Ryan Block on Engadget said, "It’s done. Seriously. They wouldn’t tell us when and how
they would release it to the public, but you can certainly bet that
they’ll try to make a buck on their solution (and rightly so). We can
hardly believe the iPhone’s finally been cracked. No, scratch that –
we just can’t believe it took this long." Well Glory Hallelujah.
Why do we care? When little guys find clever ways to outsmart The Man, to chip away at the big profits of big companies, who really wins? Does Apple really lose that much? (No, says Saul Hansell in the NYTimes blog. They still get 50 bucks from each phone, sans activation.) Let’s take this lesson with us as we cheer on U2 in their battle against music piracy as they attack the big guys. Am I talking about big music producers? Of course not. U2 manager Paul McGuinness blames the ISP providers. Oh, those big guys.

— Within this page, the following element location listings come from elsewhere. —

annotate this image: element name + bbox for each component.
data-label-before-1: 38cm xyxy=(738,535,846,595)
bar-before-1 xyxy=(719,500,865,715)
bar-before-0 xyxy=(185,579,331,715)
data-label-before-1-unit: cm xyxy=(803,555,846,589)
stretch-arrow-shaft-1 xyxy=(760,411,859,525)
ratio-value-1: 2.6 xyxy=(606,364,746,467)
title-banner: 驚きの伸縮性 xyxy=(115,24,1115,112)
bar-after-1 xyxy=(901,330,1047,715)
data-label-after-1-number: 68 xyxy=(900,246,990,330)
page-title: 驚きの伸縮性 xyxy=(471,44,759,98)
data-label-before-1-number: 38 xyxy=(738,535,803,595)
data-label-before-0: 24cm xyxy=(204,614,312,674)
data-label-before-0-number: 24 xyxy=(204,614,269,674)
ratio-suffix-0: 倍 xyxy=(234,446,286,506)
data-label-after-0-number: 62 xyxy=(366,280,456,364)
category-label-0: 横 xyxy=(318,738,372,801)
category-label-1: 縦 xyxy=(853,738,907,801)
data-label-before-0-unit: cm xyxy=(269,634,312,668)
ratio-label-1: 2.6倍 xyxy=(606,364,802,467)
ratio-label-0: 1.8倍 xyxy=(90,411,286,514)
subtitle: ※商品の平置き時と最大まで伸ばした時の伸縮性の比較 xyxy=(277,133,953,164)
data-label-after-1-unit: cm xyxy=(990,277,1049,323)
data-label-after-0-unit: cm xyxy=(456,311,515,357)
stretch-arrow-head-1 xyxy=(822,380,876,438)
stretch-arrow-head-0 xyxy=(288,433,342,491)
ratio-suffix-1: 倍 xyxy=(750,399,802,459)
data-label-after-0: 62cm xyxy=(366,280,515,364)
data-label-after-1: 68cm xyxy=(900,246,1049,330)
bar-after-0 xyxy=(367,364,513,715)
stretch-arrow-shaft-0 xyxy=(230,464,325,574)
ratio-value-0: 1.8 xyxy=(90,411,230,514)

According the the Financial Times, he told
delegates at the music industry’s international trade show in France that they had "concerned themselves for too long with
the small fries who organised illegal peer-to-peer file-sharing on the
internet," suggesting that "we shift
the focus of moral pressure away from the individual P2P file thief and
on to the multibillion dollar industries that benefit from these
countless tiny crimes. The ISPs, the telcos, the device-makers.” (You gotta wonder how they translated "small fries" for French-speaking attendees.)